Another really good example of Wisconsin being a better basketball school than another school which places enormous cultural emphasis on hoops: Purdue.
The Boilermakers claim John Wooden as an alumnus and former basketball player for the school. They made the Final Four in 1969. They returned in 1980. They have been an above-average program for much of the past 40 years under Gene Keady and his protege-turned-successor, Matt Painter.
Yes, Purdue has more overall NCAA Tournament appearances than Wisconsin does, but the Badgers have more Elite Eights, more Final Fours, and more national titles. The Sweet 16 appearances are slightly in favor of Purdue (12-10), but only slightly.

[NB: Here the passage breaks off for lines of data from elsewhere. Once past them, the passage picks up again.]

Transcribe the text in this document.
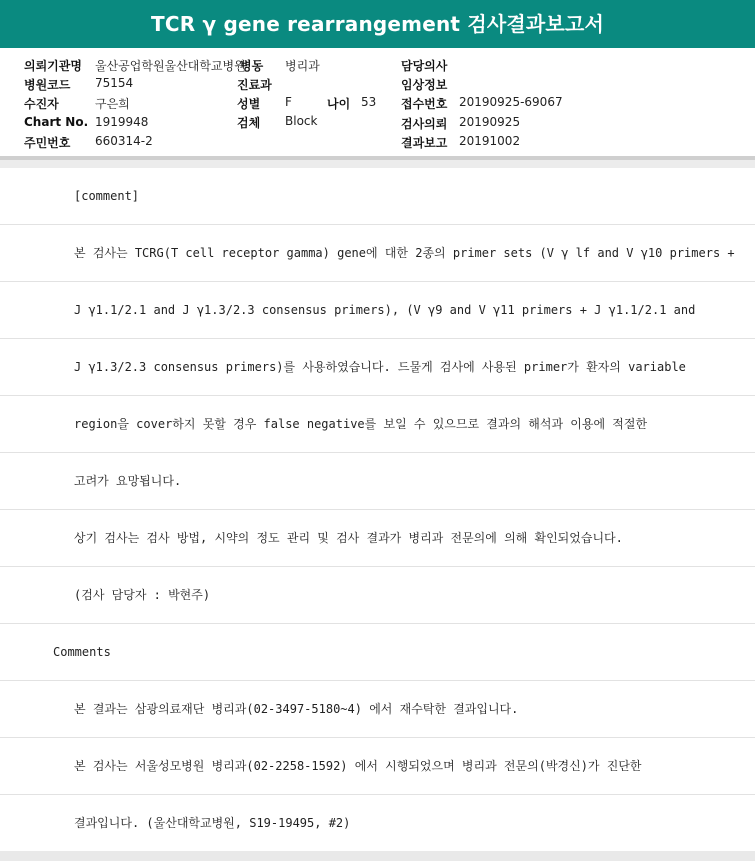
TCR γ gene rearrangement 검사결과보고서
의뢰기관명 울산공업학원울산대학교병원
병동 병리과	담당의사
병원코드 75154	진료과	임상정보
수진자	구은희	성별 F	나이 53 접수번호 20190925-69067
Chart No. 1919948	검체 Block	검사의뢰 20190925
주민번호 660314-2	결과보고 20191002
[comment]
본 검사는 TCRG(T cell receptor gamma) gene에 대한 2종의 primer sets (V γ lf and V γ10 primers +
J γ1.1/2.1 and J γ1.3/2.3 consensus primers), (V γ9 and V γ11 primers + J γ1.1/2.1 and
J γ1.3/2.3 consensus primers)를 사용하였습니다. 드물게 검사에 사용된 primer가 환자의 variable
region을 cover하지 못할 경우 false negative를 보일 수 있으므로 결과의 해석과 이용에 적절한
고려가 요망됩니다.
상기 검사는 검사 방법, 시약의 정도 관리 및 검사 결과가 병리과 전문의에 의해 확인되었습니다.
(검사 담당자 : 박현주)
Comments
본 결과는 삼광의료재단 병리과(02-3497-5180~4) 에서 재수탁한 결과입니다.
본 검사는 서울성모병원 병리과(02-2258-1592) 에서 시행되었으며 병리과 전문의(박경신)가 진단한
결과입니다. (울산대학교병원, S19-19495, #2)
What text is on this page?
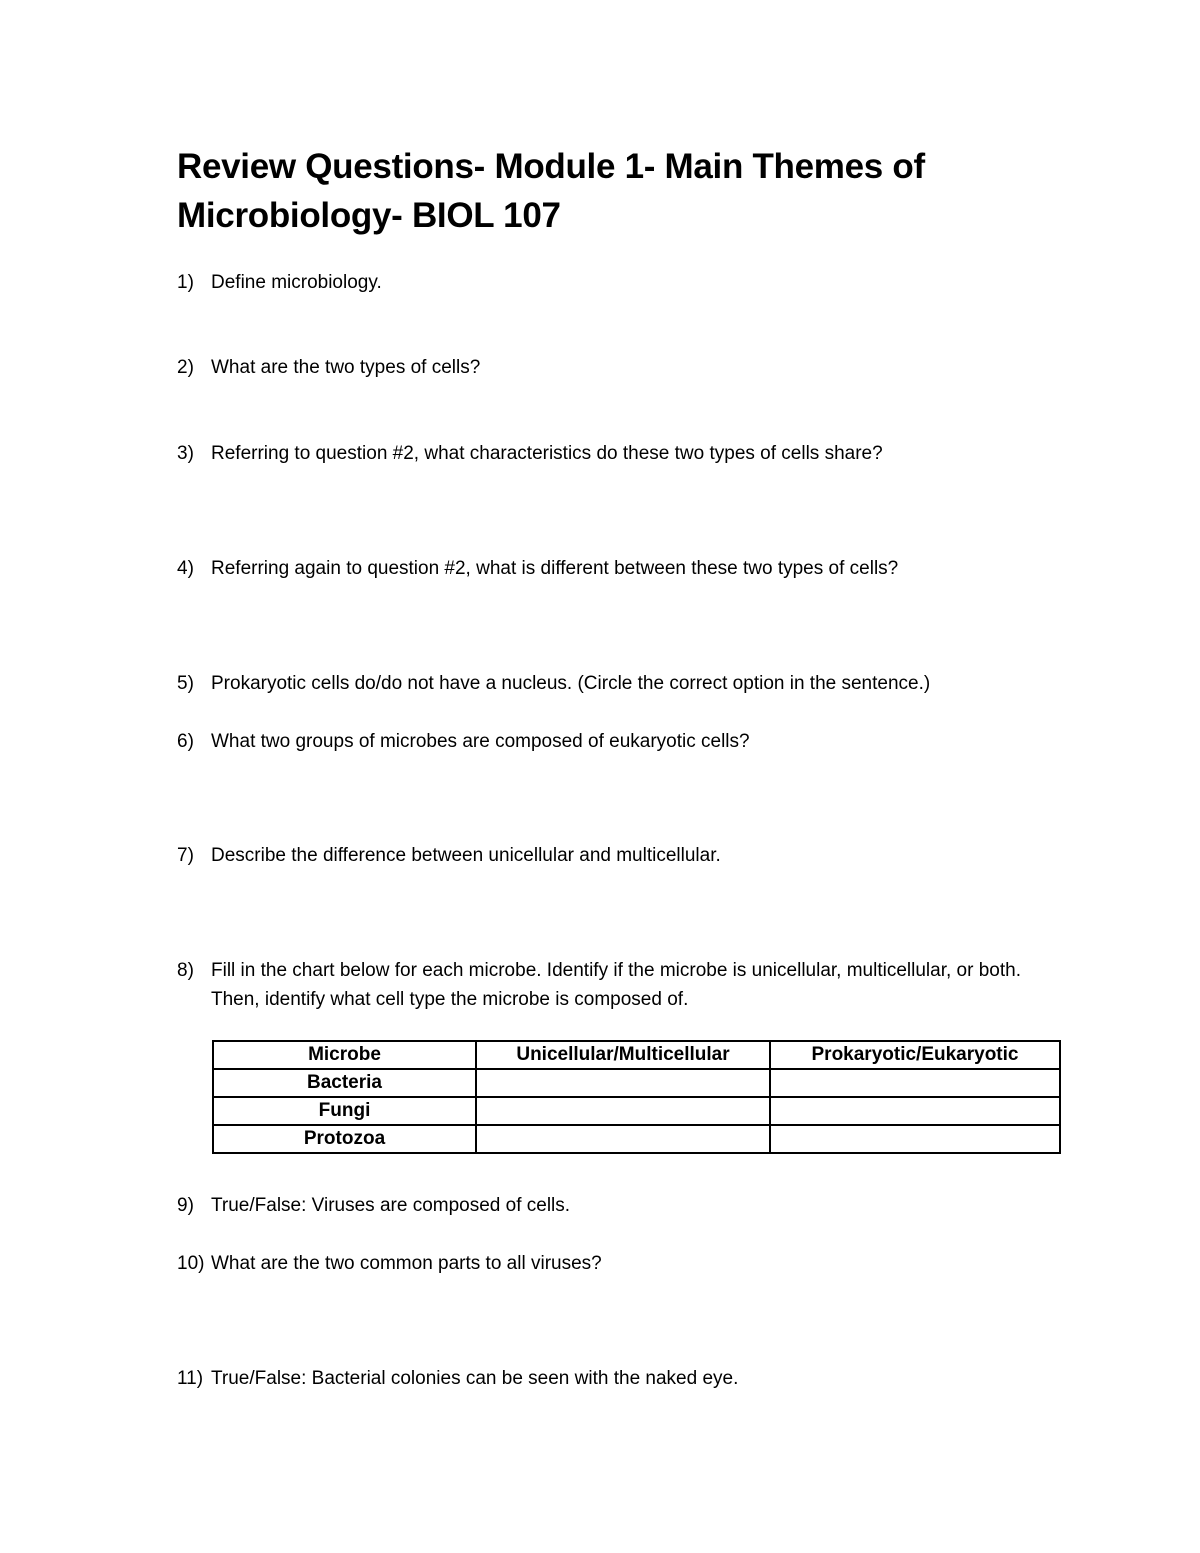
Review Questions- Module 1- Main Themes of Microbiology- BIOL 107
1) Define microbiology.
2) What are the two types of cells?
3) Referring to question #2, what characteristics do these two types of cells share?
4) Referring again to question #2, what is different between these two types of cells?
5) Prokaryotic cells do/do not have a nucleus. (Circle the correct option in the sentence.)
6) What two groups of microbes are composed of eukaryotic cells?
7) Describe the difference between unicellular and multicellular.
8) Fill in the chart below for each microbe. Identify if the microbe is unicellular, multicellular, or both. Then, identify what cell type the microbe is composed of.
Microbe	Unicellular/Multicellular	Prokaryotic/Eukaryotic
Bacteria		
Fungi		
Protozoa		
9) True/False: Viruses are composed of cells.
10) What are the two common parts to all viruses?
11) True/False: Bacterial colonies can be seen with the naked eye.
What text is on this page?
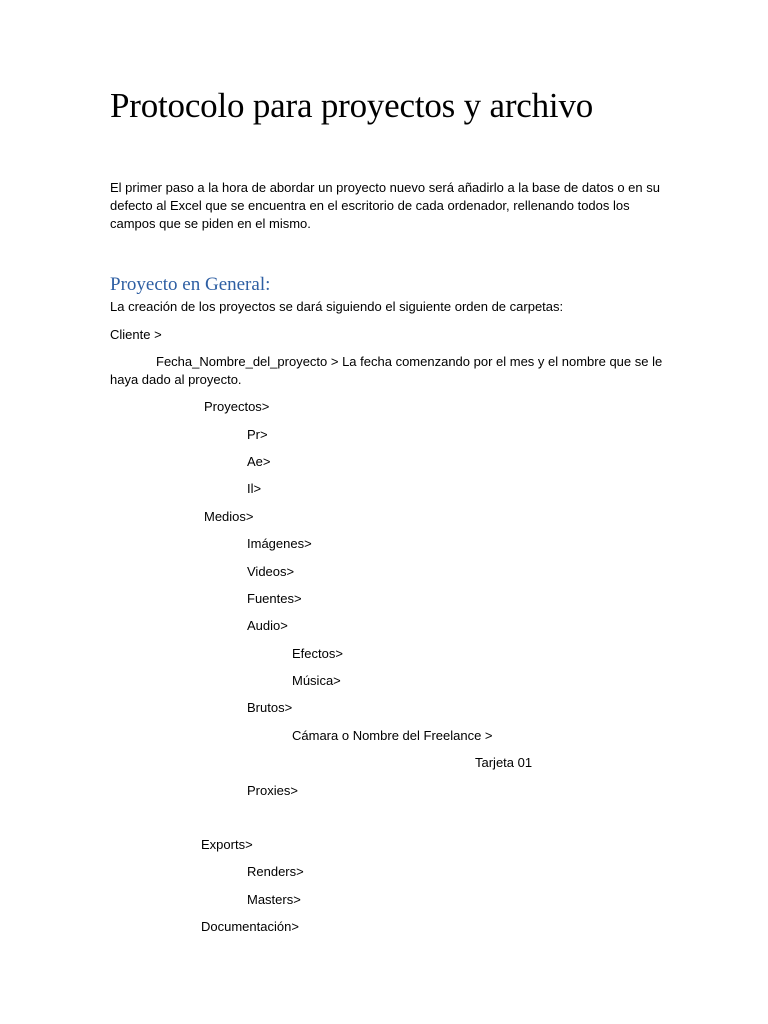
Protocolo para proyectos y archivo

El primer paso a la hora de abordar un proyecto nuevo será añadirlo a la base de datos o en su defecto al Excel que se encuentra en el escritorio de cada ordenador, rellenando todos los campos que se piden en el mismo.

Proyecto en General:

La creación de los proyectos se dará siguiendo el siguiente orden de carpetas:

Cliente >

Fecha_Nombre_del_proyecto > La fecha comenzando por el mes y el nombre que se le haya dado al proyecto.

Proyectos>

Pr>

Ae>

Il>

Medios>

Imágenes>

Videos>

Fuentes>

Audio>

Efectos>

Música>

Brutos>

Cámara o Nombre del Freelance >

Tarjeta 01

Proxies>

Exports>

Renders>

Masters>

Documentación>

Wisconsin is a better program. Wisconsin also beat Purdue head-to-head in the Elite Eight 20 years ago. Wisconsin rates as a better basketball school, even though college hoops is an enormous and longstanding point of pride in the state of Indiana.
Saint John’s is another school worth including here. The Red Storm, formerly the Redmen, made the 1952 national championship game and lost to a Kansas team which had a man named Dean Smith on its roster. The Johnnies, located in New York, play home games in Madison Square Garden, a mecca of hoops. They exist in a city which cherishes its identity as a hub for the city game. Yet, St. John’s has only two Final Fours to its credit.
Much like Purdue, St. John’s has been good enough, long enough, in men’s basketball to have more NCAA tourney berths than Wisconsin, but the Badgers have more Sweet 16s, the same number of Elite Eights, and more Final Fours. Given that SJU has been adrift for most of the past 20 years, would anyone seriously question that Wisconsin is the objectively better basketball school?
Wisconsin isn’t just a better basketball school than a lot of schools which don’t care about college hoops; Wisconsin is a better basketball school than a lot of schools which DO care about this sport.